Decisione comunale 4 août 1919 (≈ 1919)
Il consiglio ha votato per erigere il monumento.
1922
Inaugurazione
Inaugurazione 1922 (≈ 1922)
Cerimonia ufficiale del monumento.
19 décembre 2022
Classificazione MH
Classificazione MH 19 décembre 2022 (≈ 2022)
Inventario dei monumenti storici.
1er quart XXe siècle
Periodo di costruzione
Periodo di costruzione 1er quart XXe siècle (≈ 2025)
Costruzione del monumento e delle sculture.
Aujourd'hui
Aujourd'hui
Aujourd'hui Aujourd'hui (≈ 2025)
Position de référence.
Patrimonio
Il monumento ai morti, in totale, si trova Cimitero Nord, 71 avenue de Landon, sul Parcel n. 411 mostrato nella sezione catasto AW, come delimitato in rosso sul piano allegato al decreto: iscrizione per ordine del 19 dicembre 2022
Dati chiave
Eugène Chifflot - Architetto
Produttore del monumento, veterano.
Pierre Seguin - Sculptore
Autore di un pozzo ornato.
Félix Desruelles - Sculptore
Creatore della statua allegorica.
Origine e storia
Il Monumento Morto di Dole, situato nel Cimitero Nord su Landon Avenue, è un edificio in pietra Landon eretto all'inizio del XX secolo. Si distingue per la sua posizione su un terten erboso circondato da stand che portano i nomi dei soldati mancanti. L'edificio, progettato come un antico altare, è composto da tre pilastri che sostengono un impedimento decorato con foglie di rovere e allori, scolpiti da Pierre Seguin (1872-1958). I nomi delle battaglie iconiche (Marne, Verdun, Yser) sono incisi lì, mentre una statua drappesa, che simboleggia la città in lutto e in possesso di corone di alloro, è l'opera di Felix Desruelles (1865-1943), secondo grande premio di Roma nel 1891. Una granata brillante, evocando antichi fulmini, supera le iscrizioni delle altre 22 battaglie.

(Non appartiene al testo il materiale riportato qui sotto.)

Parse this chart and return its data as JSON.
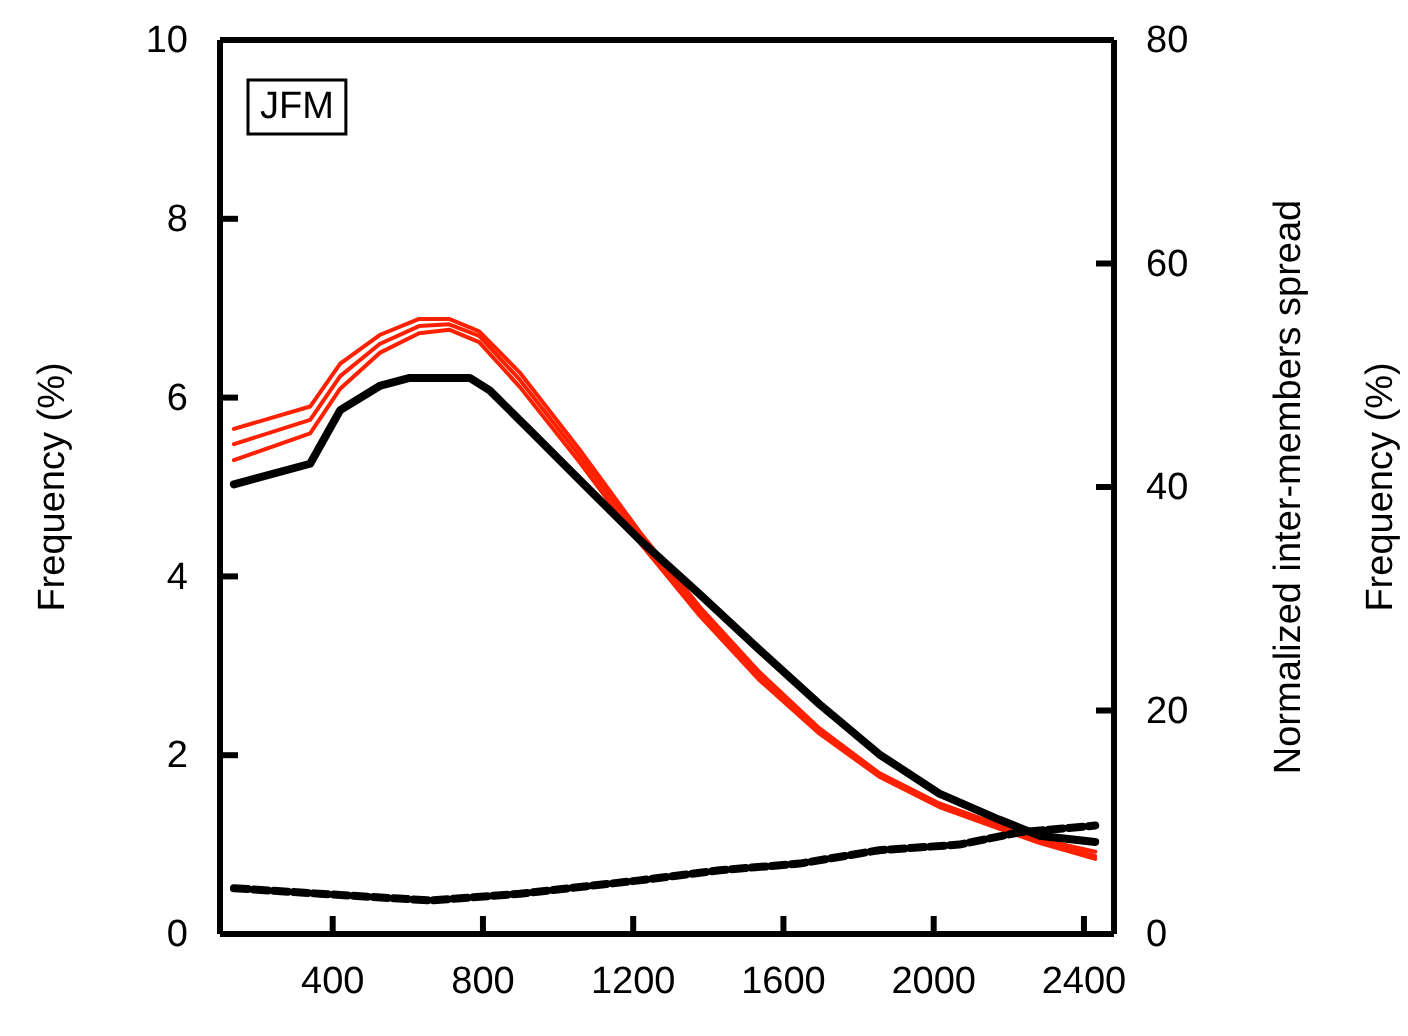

Il progetto, deciso dal consiglio comunale il 4 agosto 1919 per onorare i 488 soldati Dolois morti durante la prima guerra mondiale, fu affidato all'architetto Eugene Chifflot (1872-1956), lui stesso veterano e membro della Cité nouvelle, società di architetti dedicata alla ricostruzione di aree devastate. La rara scelta di impiantare il monumento in un cimitero è spiegata dal desiderio di associare sepolture di soldati, strutturando così lo spazio funebre aperto vent'anni prima. Il costo totale è di 92.500 franchi, e l'inaugurazione si svolge nel 1922. Una frase pacifista, "Cursed be the war", è incisa, anche se il follow-up previsto da Chifflot, "e maledetto sono quelli che lo fomentano", non era stato realizzato.
Il monumento, completamente classificato con decreto del 19 dicembre 2022, in seguito incorporava i nomi delle vittime della seconda guerra mondiale sulle sue terre. La sua iconografia, senza una rappresentazione dei capelli, si concentra sui simboli del sacrificio e della memoria collettiva. L'insieme, di proprietà del comune, segna il paesaggio Dolois con la sua allegoria scultorea e il suo messaggio umanista, riflettendo sia il lutto locale che l'aspirazione alla pace.
L'architettura del monumento fa parte di un contesto post-bellico in cui i comuni francesi eressero edifici commemorativi per onorare i loro morti. Dole, la città di Franche-Comté, illustra questa tendenza con un monumento sobrio e pieno di simboli, mescolando antichi riferimenti (altitudine, allori) e modernità (assenza di messaggio peloso e pacifista). La collaborazione tra Chifflot, Seguin e Desruelles, il tutto segnato da conflitti o formazione accademica, conferisce al lavoro una notevole dimensione artistica e storica.
La posizione nel Cimitero Nord, sull'asse con la porta monumentale, e l'integrazione di 46 sepolture intorno al monumento lo rendono un luogo di ritrovo centrale. Il vialetto treed che porta al sito rafforza il suo carattere solenne. Questa scelta urbanistica, insolita per un comune di questa dimensione, sottolinea il desiderio di creare uno spazio commemorativo unificato, dove l'architettura e il dialogo paesaggistico per perpetuare la memoria della scomparsa.